Aircraft or rocket?
HIKARI focused on propulsion systems that require very specialized knowledge owned by only a few entities in the world. Concepts involving one single engine as well as combinations of different engine types have been studied, along with the respective tanks required for each option. This topic also included an assessment of noise at take-off resulting from the options studied.
Subsonic combustion ramjets (operating up to Mach 5) have been largely studied since decades and several countries have developed and operated operational military systems (USA, Russia, France, Germany).

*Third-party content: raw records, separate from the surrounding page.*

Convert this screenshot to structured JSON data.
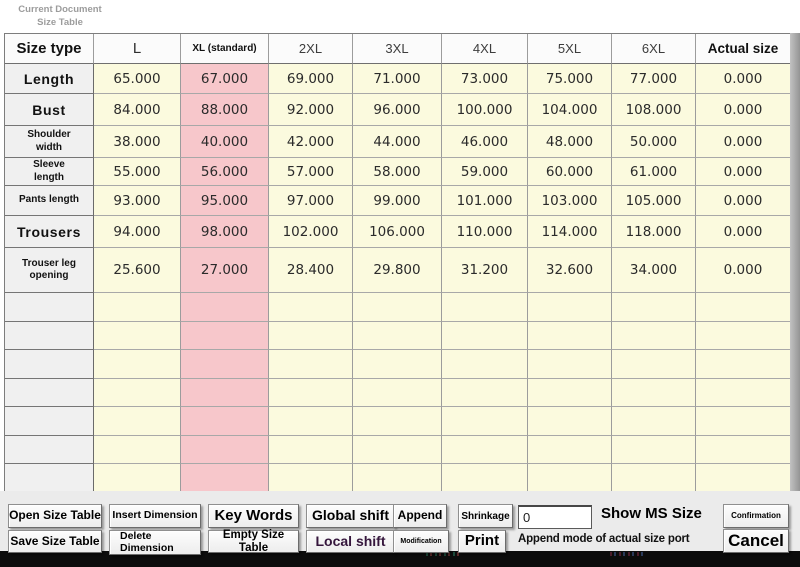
{
  "window": {
    "title_line1": "Current Document",
    "title_line2": "Size Table"
  },
  "table": {
    "columns": [
      "Size type",
      "L",
      "XL (standard)",
      "2XL",
      "3XL",
      "4XL",
      "5XL",
      "6XL",
      "Actual size"
    ],
    "highlight_column": "XL (standard)",
    "highlight_value_index": 1,
    "rows": [
      {
        "label": "Length",
        "values": [
          "65.000",
          "67.000",
          "69.000",
          "71.000",
          "73.000",
          "75.000",
          "77.000",
          "0.000"
        ]
      },
      {
        "label": "Bust",
        "values": [
          "84.000",
          "88.000",
          "92.000",
          "96.000",
          "100.000",
          "104.000",
          "108.000",
          "0.000"
        ]
      },
      {
        "label": "Shoulder width",
        "values": [
          "38.000",
          "40.000",
          "42.000",
          "44.000",
          "46.000",
          "48.000",
          "50.000",
          "0.000"
        ]
      },
      {
        "label": "Sleeve length",
        "values": [
          "55.000",
          "56.000",
          "57.000",
          "58.000",
          "59.000",
          "60.000",
          "61.000",
          "0.000"
        ]
      },
      {
        "label": "Pants length",
        "values": [
          "93.000",
          "95.000",
          "97.000",
          "99.000",
          "101.000",
          "103.000",
          "105.000",
          "0.000"
        ]
      },
      {
        "label": "Trousers",
        "values": [
          "94.000",
          "98.000",
          "102.000",
          "106.000",
          "110.000",
          "114.000",
          "118.000",
          "0.000"
        ]
      },
      {
        "label": "Trouser leg opening",
        "values": [
          "25.600",
          "27.000",
          "28.400",
          "29.800",
          "31.200",
          "32.600",
          "34.000",
          "0.000"
        ]
      }
    ],
    "empty_row_count": 7
  },
  "buttons": {
    "open_size_table": "Open Size Table",
    "save_size_table": "Save Size Table",
    "insert_dimension": "Insert Dimension",
    "delete_dimension": "Delete Dimension",
    "key_words": "Key Words",
    "empty_size_table": "Empty Size Table",
    "global_shift": "Global shift",
    "local_shift": "Local shift",
    "append": "Append",
    "modification": "Modification",
    "shrinkage": "Shrinkage",
    "print": "Print",
    "confirmation": "Confirmation",
    "cancel": "Cancel"
  },
  "controls": {
    "shrinkage_input": {
      "value": "0"
    }
  },
  "labels": {
    "show_ms_size": "Show MS Size",
    "append_mode": "Append mode of actual size port"
  },
  "colors": {
    "cell_yellow": "#fbfade",
    "cell_pink": "#f7c7cb",
    "label_gray": "#f0f0f0",
    "local_shift_text": "#35163c",
    "black_bar": "#0c0c0c"
  }
}
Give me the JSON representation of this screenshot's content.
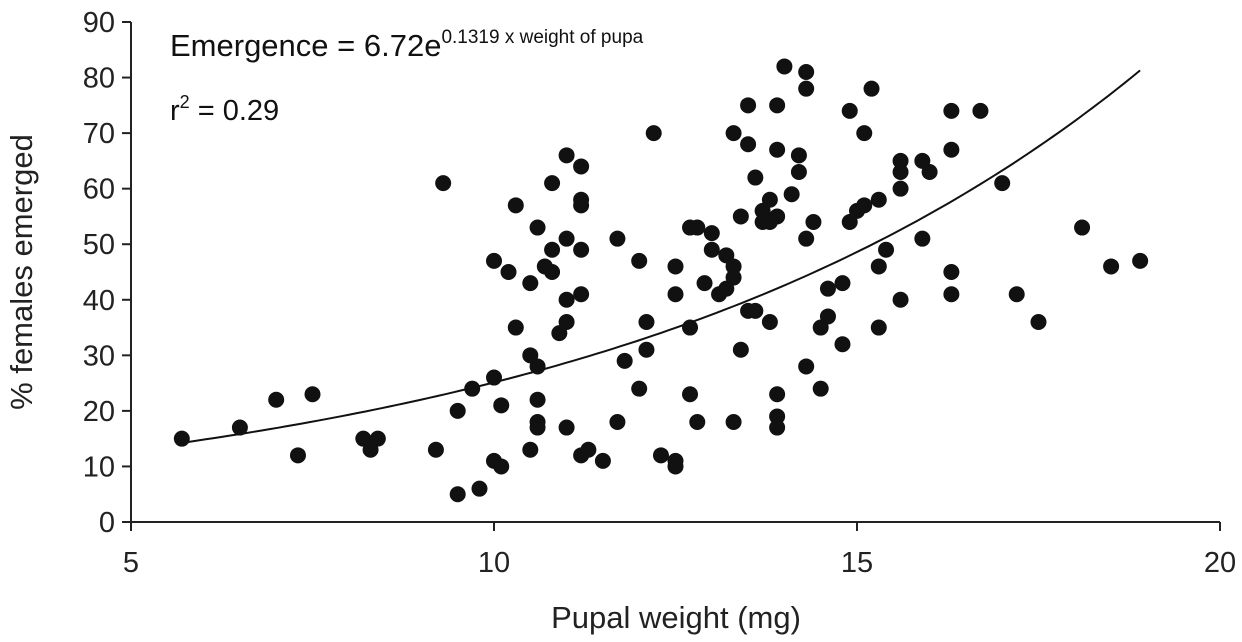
{
  "chart_data": {
    "type": "scatter",
    "xlabel": "Pupal weight (mg)",
    "ylabel": "% females emerged",
    "xlim": [
      5,
      20
    ],
    "ylim": [
      0,
      90
    ],
    "xticks": [
      "5",
      "10",
      "15",
      "20"
    ],
    "yticks": [
      "0",
      "10",
      "20",
      "30",
      "40",
      "50",
      "60",
      "70",
      "80",
      "90"
    ],
    "grid": false,
    "annotations": {
      "equation_prefix": "Emergence = 6.72e",
      "equation_exponent": "0.1319 x weight of pupa",
      "r2_prefix": "r",
      "r2_sup": "2",
      "r2_value": " = 0.29"
    },
    "fit": {
      "a": 6.72,
      "b": 0.1319,
      "x_range": [
        5.7,
        18.9
      ]
    },
    "points": [
      [
        5.7,
        15
      ],
      [
        6.5,
        17
      ],
      [
        7.0,
        22
      ],
      [
        7.3,
        12
      ],
      [
        7.5,
        23
      ],
      [
        8.2,
        15
      ],
      [
        8.3,
        13
      ],
      [
        8.4,
        15
      ],
      [
        9.2,
        13
      ],
      [
        9.3,
        61
      ],
      [
        9.5,
        20
      ],
      [
        9.5,
        5
      ],
      [
        9.7,
        24
      ],
      [
        9.8,
        6
      ],
      [
        10.0,
        47
      ],
      [
        10.0,
        26
      ],
      [
        10.0,
        11
      ],
      [
        10.1,
        21
      ],
      [
        10.1,
        10
      ],
      [
        10.2,
        45
      ],
      [
        10.3,
        57
      ],
      [
        10.3,
        35
      ],
      [
        10.5,
        43
      ],
      [
        10.5,
        30
      ],
      [
        10.5,
        13
      ],
      [
        10.6,
        53
      ],
      [
        10.6,
        28
      ],
      [
        10.6,
        22
      ],
      [
        10.6,
        18
      ],
      [
        10.6,
        17
      ],
      [
        10.7,
        46
      ],
      [
        10.8,
        61
      ],
      [
        10.8,
        49
      ],
      [
        10.8,
        45
      ],
      [
        10.9,
        34
      ],
      [
        11.0,
        66
      ],
      [
        11.0,
        51
      ],
      [
        11.0,
        40
      ],
      [
        11.0,
        36
      ],
      [
        11.0,
        17
      ],
      [
        11.2,
        64
      ],
      [
        11.2,
        58
      ],
      [
        11.2,
        57
      ],
      [
        11.2,
        49
      ],
      [
        11.2,
        41
      ],
      [
        11.2,
        12
      ],
      [
        11.3,
        13
      ],
      [
        11.5,
        11
      ],
      [
        11.7,
        51
      ],
      [
        11.7,
        18
      ],
      [
        11.8,
        29
      ],
      [
        12.0,
        47
      ],
      [
        12.0,
        24
      ],
      [
        12.1,
        36
      ],
      [
        12.1,
        31
      ],
      [
        12.2,
        70
      ],
      [
        12.3,
        12
      ],
      [
        12.5,
        46
      ],
      [
        12.5,
        41
      ],
      [
        12.5,
        11
      ],
      [
        12.5,
        10
      ],
      [
        12.7,
        53
      ],
      [
        12.7,
        35
      ],
      [
        12.7,
        23
      ],
      [
        12.8,
        53
      ],
      [
        12.8,
        18
      ],
      [
        12.9,
        43
      ],
      [
        13.0,
        52
      ],
      [
        13.0,
        49
      ],
      [
        13.1,
        41
      ],
      [
        13.2,
        48
      ],
      [
        13.2,
        42
      ],
      [
        13.3,
        70
      ],
      [
        13.3,
        46
      ],
      [
        13.3,
        44
      ],
      [
        13.3,
        18
      ],
      [
        13.4,
        55
      ],
      [
        13.4,
        31
      ],
      [
        13.5,
        75
      ],
      [
        13.5,
        68
      ],
      [
        13.5,
        38
      ],
      [
        13.6,
        62
      ],
      [
        13.6,
        38
      ],
      [
        13.7,
        56
      ],
      [
        13.7,
        54
      ],
      [
        13.8,
        58
      ],
      [
        13.8,
        54
      ],
      [
        13.8,
        36
      ],
      [
        13.9,
        75
      ],
      [
        13.9,
        67
      ],
      [
        13.9,
        55
      ],
      [
        13.9,
        23
      ],
      [
        13.9,
        19
      ],
      [
        13.9,
        17
      ],
      [
        14.0,
        82
      ],
      [
        14.1,
        59
      ],
      [
        14.2,
        66
      ],
      [
        14.2,
        63
      ],
      [
        14.3,
        81
      ],
      [
        14.3,
        78
      ],
      [
        14.3,
        51
      ],
      [
        14.3,
        28
      ],
      [
        14.4,
        54
      ],
      [
        14.5,
        35
      ],
      [
        14.5,
        24
      ],
      [
        14.6,
        42
      ],
      [
        14.6,
        37
      ],
      [
        14.8,
        43
      ],
      [
        14.8,
        32
      ],
      [
        14.9,
        74
      ],
      [
        14.9,
        54
      ],
      [
        15.0,
        56
      ],
      [
        15.1,
        70
      ],
      [
        15.1,
        57
      ],
      [
        15.2,
        78
      ],
      [
        15.3,
        58
      ],
      [
        15.3,
        46
      ],
      [
        15.3,
        35
      ],
      [
        15.4,
        49
      ],
      [
        15.6,
        65
      ],
      [
        15.6,
        63
      ],
      [
        15.6,
        60
      ],
      [
        15.6,
        40
      ],
      [
        15.9,
        65
      ],
      [
        15.9,
        51
      ],
      [
        16.0,
        63
      ],
      [
        16.3,
        74
      ],
      [
        16.3,
        67
      ],
      [
        16.3,
        45
      ],
      [
        16.3,
        41
      ],
      [
        16.7,
        74
      ],
      [
        17.0,
        61
      ],
      [
        17.2,
        41
      ],
      [
        17.5,
        36
      ],
      [
        18.1,
        53
      ],
      [
        18.5,
        46
      ],
      [
        18.9,
        47
      ]
    ]
  }
}
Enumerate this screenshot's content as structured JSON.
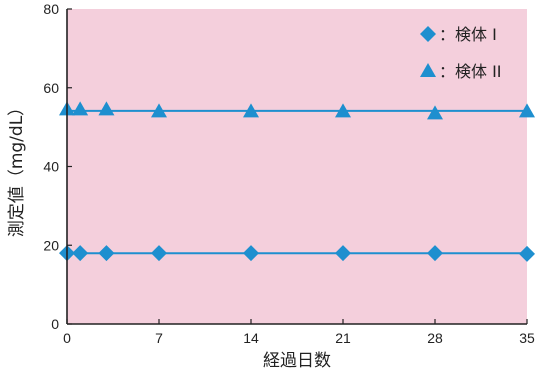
{
  "chart_data": {
    "type": "line",
    "xlabel": "経過日数",
    "ylabel": "測定値（mg/dL）",
    "xlim": [
      0,
      35
    ],
    "ylim": [
      0,
      80
    ],
    "x_ticks": [
      0,
      7,
      14,
      21,
      28,
      35
    ],
    "y_ticks": [
      0,
      20,
      40,
      60,
      80
    ],
    "grid": false,
    "legend_position": "top-right",
    "plot_background": "#f4cfdc",
    "series": [
      {
        "name": "：検体 I",
        "marker": "diamond",
        "color": "#1e8fcf",
        "x": [
          0,
          1,
          3,
          7,
          14,
          21,
          28,
          35
        ],
        "y": [
          18,
          18,
          18,
          18,
          18,
          18,
          18,
          17.8
        ]
      },
      {
        "name": "：検体 II",
        "marker": "triangle",
        "color": "#1e8fcf",
        "x": [
          0,
          1,
          3,
          7,
          14,
          21,
          28,
          35
        ],
        "y": [
          54.5,
          54.5,
          54.5,
          54,
          54,
          54,
          53.5,
          54
        ]
      }
    ]
  }
}
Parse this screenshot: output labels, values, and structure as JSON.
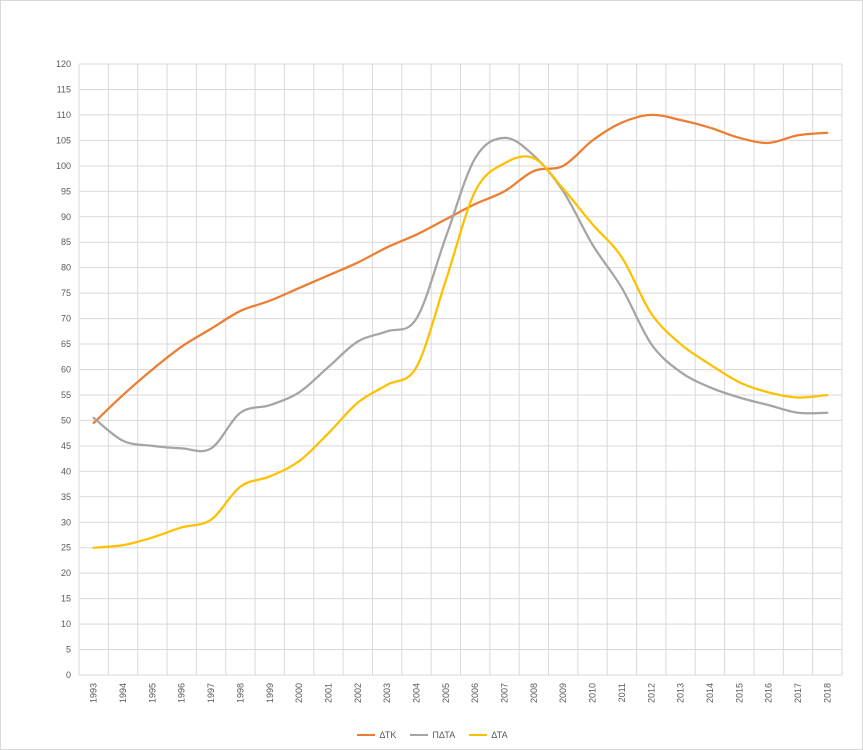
{
  "chart_data": {
    "type": "line",
    "title": "",
    "xlabel": "",
    "ylabel": "",
    "ylim": [
      0,
      120
    ],
    "ytick_step": 5,
    "grid": true,
    "smooth": true,
    "legend_position": "bottom",
    "x": [
      "1993",
      "1994",
      "1995",
      "1996",
      "1997",
      "1998",
      "1999",
      "2000",
      "2001",
      "2002",
      "2003",
      "2004",
      "2005",
      "2006",
      "2007",
      "2008",
      "2009",
      "2010",
      "2011",
      "2012",
      "2013",
      "2014",
      "2015",
      "2016",
      "2017",
      "2018"
    ],
    "series": [
      {
        "name": "ΔΤΚ",
        "color": "#ED7D31",
        "values": [
          49.5,
          55,
          60,
          64.5,
          68,
          71.5,
          73.5,
          76,
          78.5,
          81,
          84,
          86.5,
          89.5,
          92.5,
          95,
          99,
          100,
          105,
          108.5,
          110,
          109,
          107.5,
          105.5,
          104.5,
          106,
          106.5
        ]
      },
      {
        "name": "ΠΔΤΑ",
        "color": "#A5A5A5",
        "values": [
          50.5,
          46,
          45,
          44.5,
          44.5,
          51.5,
          53,
          55.5,
          60.5,
          65.5,
          67.5,
          70,
          86,
          101.5,
          105.5,
          102,
          95,
          84.5,
          76,
          65,
          59.5,
          56.5,
          54.5,
          53,
          51.5,
          51.5
        ]
      },
      {
        "name": "ΔΤΑ",
        "color": "#FFC000",
        "values": [
          25,
          25.5,
          27,
          29,
          30.5,
          37,
          39,
          42,
          47.5,
          53.5,
          57,
          60.5,
          77.5,
          95,
          100.5,
          101.5,
          95.5,
          88.5,
          82,
          71,
          65,
          61,
          57.5,
          55.5,
          54.5,
          55
        ]
      }
    ]
  }
}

Regarding dual mode ramjets or scramjet technology, there have been ground firing tests (for example France already demonstrated a dual mode ramjet operating from Mach 2 to Mach 7+), and even flight tests of scale models equipped with an engine launched from a rocket or an airplane to test the behaviour at specific Mach numbers.
Within the EU LAPCATII project, some theoretical and experimental studies are being performed with respect to the design of two high-speed hydrogen-fed vehicle concepts, both equipped with dual-mode air breathing propulsive systems. The goal was to demonstrate the feasibility of aerodynamic and propulsive efficiencies allowing long-haul range. That’s why HIKARI focused on two different topics:
- Engines and propulsion architecture: HIKARI contributed to the further comprehension of two options that are being investigated in other projects: Single Engine, and Rocket within a multiple engines concept (such as the ZEHST one in Europe with turbofan, rocket and ramjet technology). In both cases, HIKARI proposed to get a step further the work already on-going with the existing projects. In the case of single engine, an assessment of noise at take-off has also been performed. As for rocket engine, this technology is very mature for space applications, but deserves to be revisited when addressing point-to-point transport of paying passengers. Indeed embedded safety and reusability / ease of operations became a must, and impact to rocket engine design was carefully crafted as such.
- Tanks: two kinds of activities have been conducted: one which is system design oriented, aiming at providing parameters driving efficiency of storing capability of cryogenic tanks, and the other one being more technology oriented, focusing on technology of tank wall.
Future aviation, be it subsonic or supersonic, relied on cryogenic fuels such as methane or hydrogen due to availability or environmental consideration. On a more specific topic regarding rocket related technologies, a safety level and operational capabilities have been achieved, compliant with aeronautic transport standards. Additionally HIKARI project explored strategies to decrease the noise footprint experienced around airports, in particular during take-off and amplified its knowledge on expected noise emission of high speed type of aircraft and researched noise abatement procedures.
PCTJ Mach 4 Wind-tunnel Test
Two propulsion types were specifically considered: the Pre-Cooled Turbojet (PCTJ) and the reusable rocket engine. The fuel system to feed the engines, and especially the tank characteristics were also analyzed for two fuel types: liquid hydrogen and liquid methane. Additionally, the noise of an aircraft propelled by this multi-cycle engine has been simulated in the airport environment. First results, prior to any noise reduction procedure or engine design optimization, indicate noise levels inferior to those of the Concorde. Specific emphasis should be given in the coming steps to prepare the noise regulation applicable to high-speed aircraft and to adjust the design and procedures to minimize the noise impact in the airport vicinity.